Легионом, шедшим в Камулодун, командовал идиот. Но завтра она встретится с настоящим римлянином. И она должна будет сделать все возможное в битве с теми лучшими воинами, которых могла выставить против нее империя.
Начала болеть спина. Все еще давали себя знать шрамы от ударов кнута, и Боудика со страшной ясностью поняла, что, хоть Каморра и Таска выглядят хорошо и удовлетворили свою жажду мести, они никогда не смогут оправиться от ужаса воспоминаний о тех в бараках. Раны Боудики остались на коже, но раны ее детей были глубоко в душе и недоступны для лечения. За них, за нее саму, за тысячи бриттов, ставших рабами империи, за осквернение ее священной земли…
За все это завтра настанет день мщения. Завтра она сполна отопьет от чаши мести и удовлетворит свою жажду кровью тех, кто теперь был уже так близко от нее.

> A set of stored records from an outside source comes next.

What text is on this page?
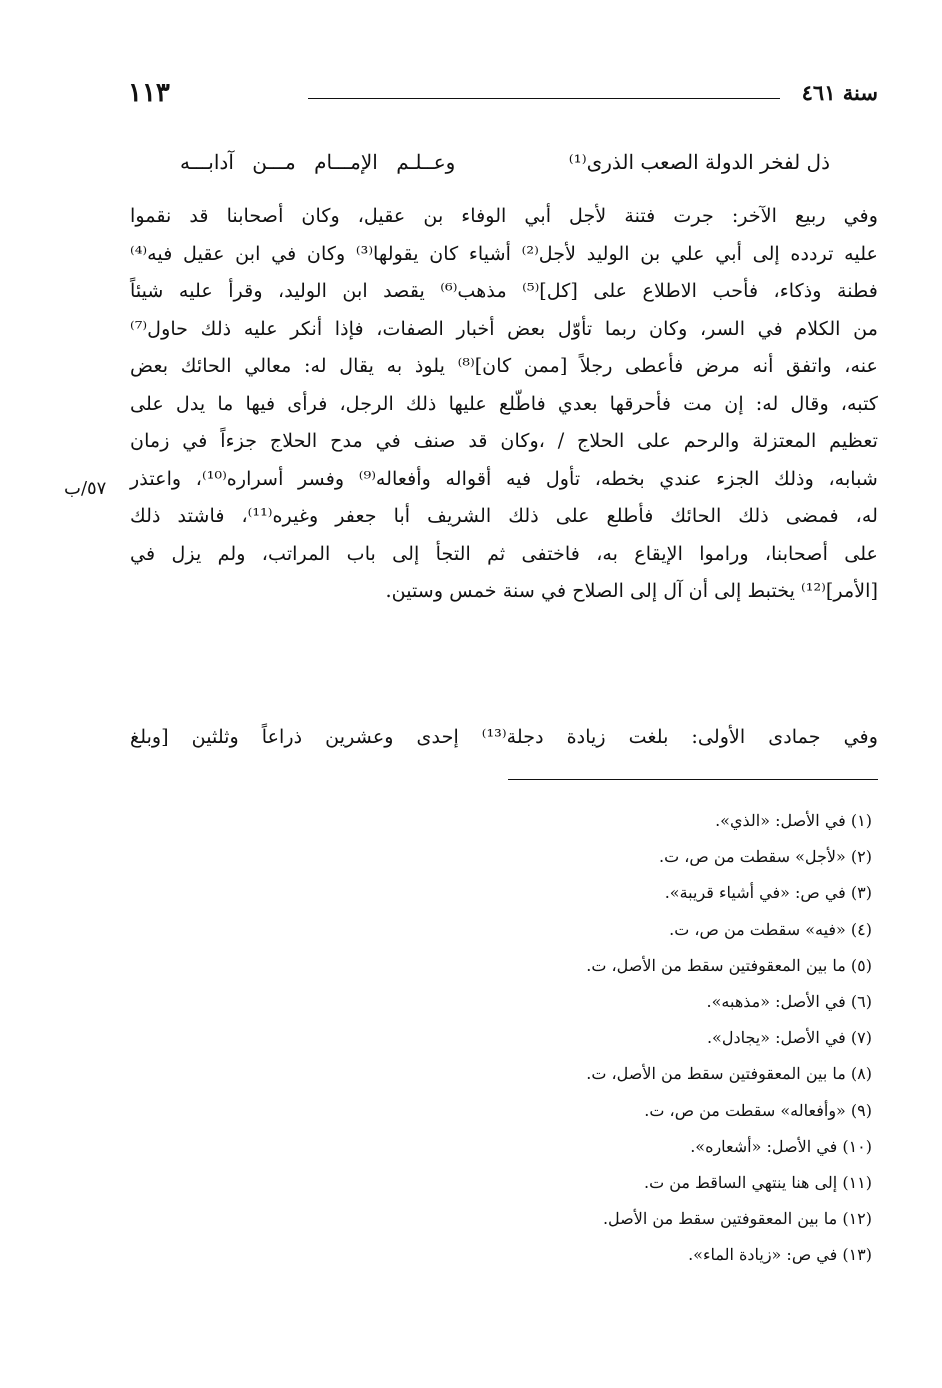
١١٣	سنة ٤٦١
ذل لفخر الدولة الصعب الذرى⁽¹⁾
وعــلـم الإمـــام مـــن آدابـــه
وفي ربيع الآخر: جرت فتنة لأجل أبي الوفاء بن عقيل، وكان أصحابنا قد نقموا
عليه تردده إلى أبي علي بن الوليد لأجل⁽²⁾ أشياء كان يقولها⁽³⁾ وكان في ابن عقيل فيه⁽⁴⁾
فطنة وذكاء، فأحب الاطلاع على [كل]⁽⁵⁾ مذهب⁽⁶⁾ يقصد ابن الوليد، وقرأ عليه شيئاً
من الكلام في السر، وكان ربما تأوّل بعض أخبار الصفات، فإذا أنكر عليه ذلك حاول⁽⁷⁾
عنه، واتفق أنه مرض فأعطى رجلاً [ممن كان]⁽⁸⁾ يلوذ به يقال له: معالي الحائك بعض
كتبه، وقال له: إن مت فأحرقها بعدي فاطّلع عليها ذلك الرجل، فرأى فيها ما يدل على
تعظيم المعتزلة والرحم على الحلاج / ،وكان قد صنف في مدح الحلاج جزءاً في زمان
شبابه، وذلك الجزء عندي بخطه، تأول فيه أقواله وأفعاله⁽⁹⁾ وفسر أسراره⁽¹⁰⁾، واعتذر
له، فمضى ذلك الحائك فأطلع على ذلك الشريف أبا جعفر وغيره⁽¹¹⁾، فاشتد ذلك
على أصحابنا، وراموا الإيقاع به، فاختفى ثم التجأ إلى باب المراتب، ولم يزل في
[الأمر]⁽¹²⁾ يختبط إلى أن آل إلى الصلاح في سنة خمس وستين.
٥٧/ب
وفي جمادى الأولى: بلغت زيادة دجلة⁽¹³⁾ إحدى وعشرين ذراعاً وثلثين [وبلغ
(١) في الأصل: «الذي».
(٢) «لأجل» سقطت من ص، ت.
(٣) في ص: «في أشياء قريبة».
(٤) «فيه» سقطت من ص، ت.
(٥) ما بين المعقوفتين سقط من الأصل، ت.
(٦) في الأصل: «مذهبه».
(٧) في الأصل: «يجادل».
(٨) ما بين المعقوفتين سقط من الأصل، ت.
(٩) «وأفعاله» سقطت من ص، ت.
(١٠) في الأصل: «أشعاره».
(١١) إلى هنا ينتهي الساقط من ت.
(١٢) ما بين المعقوفتين سقط من الأصل.
(١٣) في ص: «زيادة الماء».
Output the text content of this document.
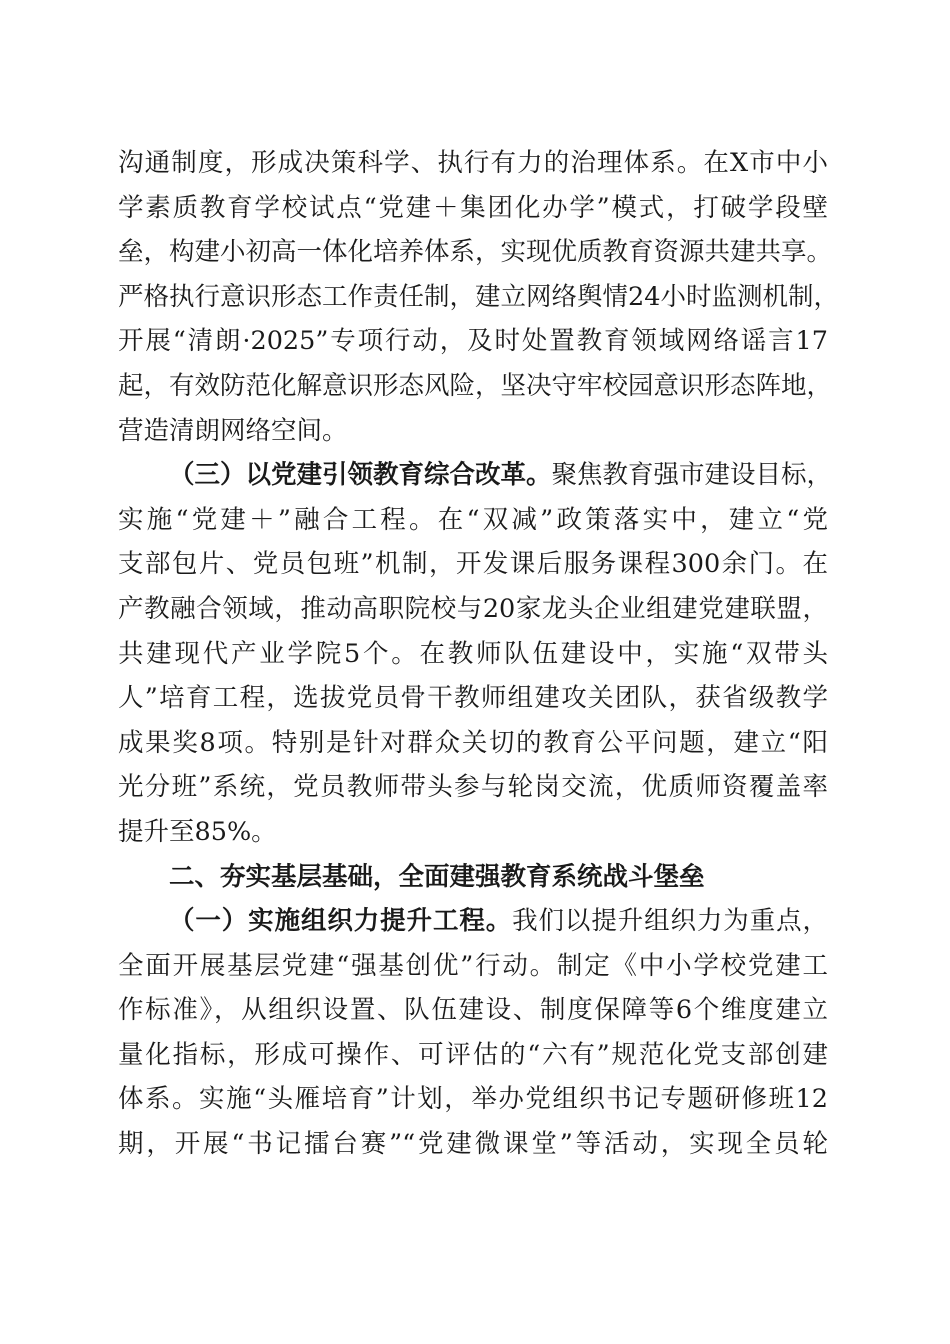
沟通制度，形成决策科学、执行有力的治理体系。在X市中小
学素质教育学校试点“党建＋集团化办学”模式，打破学段壁
垒，构建小初高一体化培养体系，实现优质教育资源共建共享。
严格执行意识形态工作责任制，建立网络舆情24小时监测机制，
开展“清朗·2025”专项行动，及时处置教育领域网络谣言17
起，有效防范化解意识形态风险，坚决守牢校园意识形态阵地，
营造清朗网络空间。
（三）以党建引领教育综合改革。聚焦教育强市建设目标，
实施“党建＋”融合工程。在“双减”政策落实中，建立“党
支部包片、党员包班”机制，开发课后服务课程300余门。在
产教融合领域，推动高职院校与20家龙头企业组建党建联盟，
共建现代产业学院5个。在教师队伍建设中，实施“双带头
人”培育工程，选拔党员骨干教师组建攻关团队，获省级教学
成果奖8项。特别是针对群众关切的教育公平问题，建立“阳
光分班”系统，党员教师带头参与轮岗交流，优质师资覆盖率
提升至85%。
二、夯实基层基础，全面建强教育系统战斗堡垒
（一）实施组织力提升工程。我们以提升组织力为重点，
全面开展基层党建“强基创优”行动。制定《中小学校党建工
作标准》，从组织设置、队伍建设、制度保障等6个维度建立
量化指标，形成可操作、可评估的“六有”规范化党支部创建
体系。实施“头雁培育”计划，举办党组织书记专题研修班12
期，开展“书记擂台赛”“党建微课堂”等活动，实现全员轮
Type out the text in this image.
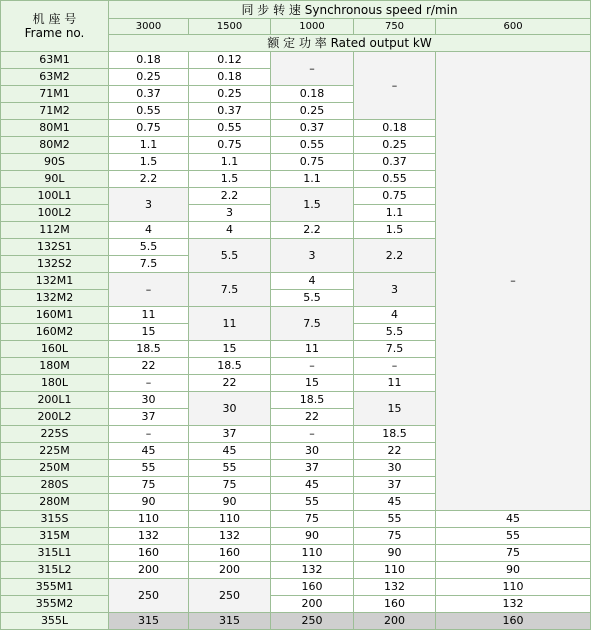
机 座 号
Frame no.	同 步 转 速 Synchronous speed r/min				
	3000	1500	1000	750	600
	额 定 功 率 Rated output kW				
63M1	0.18	0.12	–	–	–
63M2	0.25	0.18			
71M1	0.37	0.25	0.18		
71M2	0.55	0.37	0.25		
80M1	0.75	0.55	0.37	0.18	
80M2	1.1	0.75	0.55	0.25	
90S	1.5	1.1	0.75	0.37	
90L	2.2	1.5	1.1	0.55	
100L1	3	2.2	1.5	0.75	
100L2		3		1.1	
112M	4	4	2.2	1.5	
132S1	5.5	5.5	3	2.2	
132S2	7.5				
132M1	–	7.5	4	3	
132M2			5.5		
160M1	11	11	7.5	4	
160M2	15			5.5	
160L	18.5	15	11	7.5	
180M	22	18.5	–	–	
180L	–	22	15	11	
200L1	30	30	18.5	15	
200L2	37		22		
225S	–	37	–	18.5	
225M	45	45	30	22	
250M	55	55	37	30	
280S	75	75	45	37	
280M	90	90	55	45	
315S	110	110	75	55	45
315M	132	132	90	75	55
315L1	160	160	110	90	75
315L2	200	200	132	110	90
355M1	250	250	160	132	110
355M2			200	160	132
355L	315	315	250	200	160
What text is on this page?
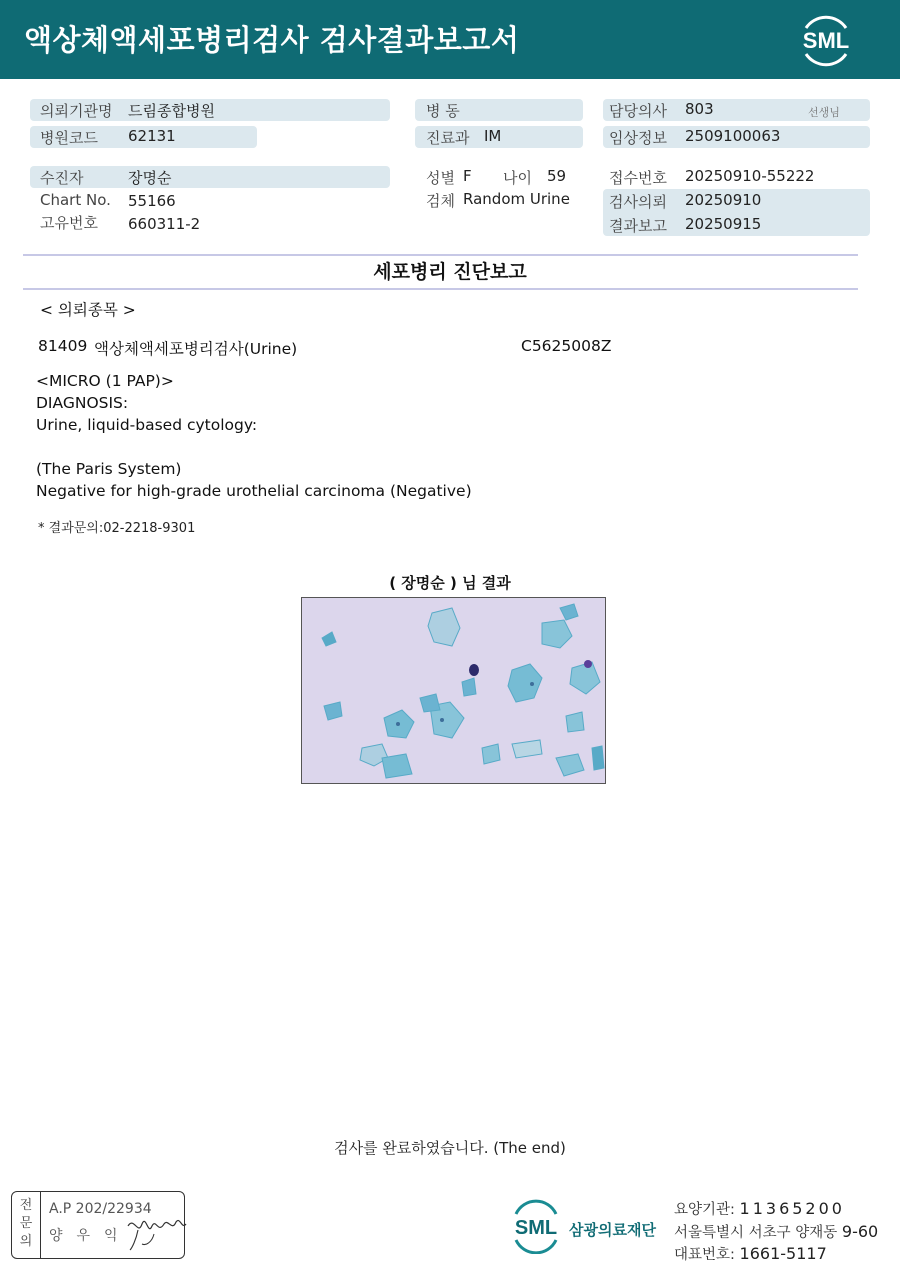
액상체액세포병리검사 검사결과보고서	SML
의뢰기관명 드림종합병원
병원코드 62131
병 동
진료과 IM
담당의사 803	선생님
임상정보 2509100063
수진자	장명순
Chart No. 55166
고유번호 660311-2
성별 F 나이 59
검체 Random Urine
접수번호 20250910-55222
검사의뢰 20250910
결과보고 20250915
세포병리 진단보고
< 의뢰종목 >
81409 액상체액세포병리검사(Urine)	C5625008Z
<MICRO (1 PAP)>
DIAGNOSIS:
Urine, liquid-based cytology:
(The Paris System)
Negative for high-grade urothelial carcinoma (Negative)
* 결과문의:02-2218-9301
( 장명순 ) 님 결과
검사를 완료하였습니다. (The end)
전
문
의
A.P 202/22934
양우익	SML 삼광의료재단
요양기관: 11365200
서울특별시 서초구 양재동 9-60
대표번호: 1661-5117
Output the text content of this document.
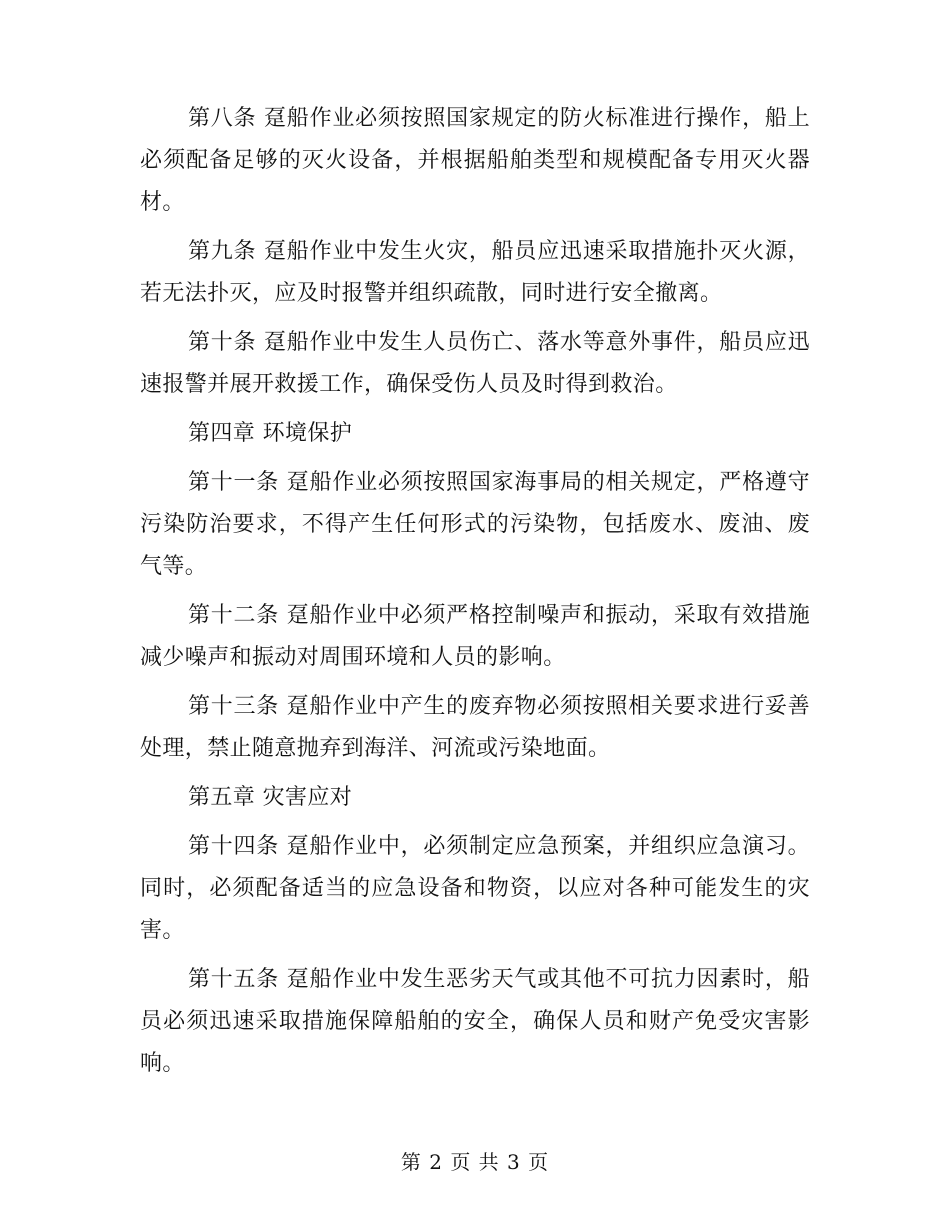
第八条 趸船作业必须按照国家规定的防火标准进行操作，船上必须配备足够的灭火设备，并根据船舶类型和规模配备专用灭火器材。

第九条 趸船作业中发生火灾，船员应迅速采取措施扑灭火源，若无法扑灭，应及时报警并组织疏散，同时进行安全撤离。

第十条 趸船作业中发生人员伤亡、落水等意外事件，船员应迅速报警并展开救援工作，确保受伤人员及时得到救治。

第四章 环境保护

第十一条 趸船作业必须按照国家海事局的相关规定，严格遵守污染防治要求，不得产生任何形式的污染物，包括废水、废油、废气等。

第十二条 趸船作业中必须严格控制噪声和振动，采取有效措施减少噪声和振动对周围环境和人员的影响。

第十三条 趸船作业中产生的废弃物必须按照相关要求进行妥善处理，禁止随意抛弃到海洋、河流或污染地面。

第五章 灾害应对

第十四条 趸船作业中，必须制定应急预案，并组织应急演习。同时，必须配备适当的应急设备和物资，以应对各种可能发生的灾害。

第十五条 趸船作业中发生恶劣天气或其他不可抗力因素时，船员必须迅速采取措施保障船舶的安全，确保人员和财产免受灾害影响。

第 2 页 共 3 页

Войдя в шатер, она увидела, что короли уже ждут, и они не могли скрыть своего волнения.
— Это правда? — спросил Мандубрак.
Боудика кивнула:
— Они прямо за холмом. По словах шпиона, они в панике, прямо сейчас разбивают лагерь. Мы подождем, пока приедут наши повозки, а затем вооружим наших людей, и я поговорю с ними. Мы отправимся до рассвета, так что застигнем римлян за приготовлениями. Мы будем на высоте, а они — в долине, так что мы упадем на них, как орел на свою жертву, сокрушим их и уничтожим. Это будет самый славный день за всю историю нашей Британии.
Короли никогда не видели ее такой. Было такое ощущение, что облако, окутывавшее ее с самого ухода из Лондиния, теперь рассеялось и показалась новая, юная и полная сил Боудика. Она сняла нагрудник и шлем, сверкнувший в лучах заходящего солнца, и, казалось, осветила весь шатер.
— Я поговорю со своими людьми, — сказала Боудика, выходя наружу. — Король Мандубрак, король Кассивеллан, прошу вас, присоединитесь к остальным за ужином, чтобы я могла обратиться ко кем.
Некоторые бритты уже пили, но она заставила себя хотя бы в этот раз не ругать их. Когда Настанет утро, численность ее армии сгладит любые ее недостатки. А победа даст время, чтобы создать постоянную армию, подобную римской, сделать ее независимой от вождей отдельных племен, вооружить и обучить ее по-настоящему.
Боудика знала, что бог Тевтат исправит любые ошибки ее людей. Теперь большинство спокойно натачивали свои мечи, другие разделись и наносили на кожу масло, перед тем как разрисовать себя голубой и красной краской, чтобы внушить врагам ужас.
Казалось, многие были подавлены, словно только что осознали, что не будут более сражаться с отставными солдатами, грабить и убивать простых горожан, но вынуждены будут столкнуться с настоящей мощью Рима. Ей нужно было поднять их дух, вселить ненависть и ярость, как прежде. Завтра они должны будут сражаться изо всех сил, и если пойдут на битву без воодушевления, удача им не улыбнется.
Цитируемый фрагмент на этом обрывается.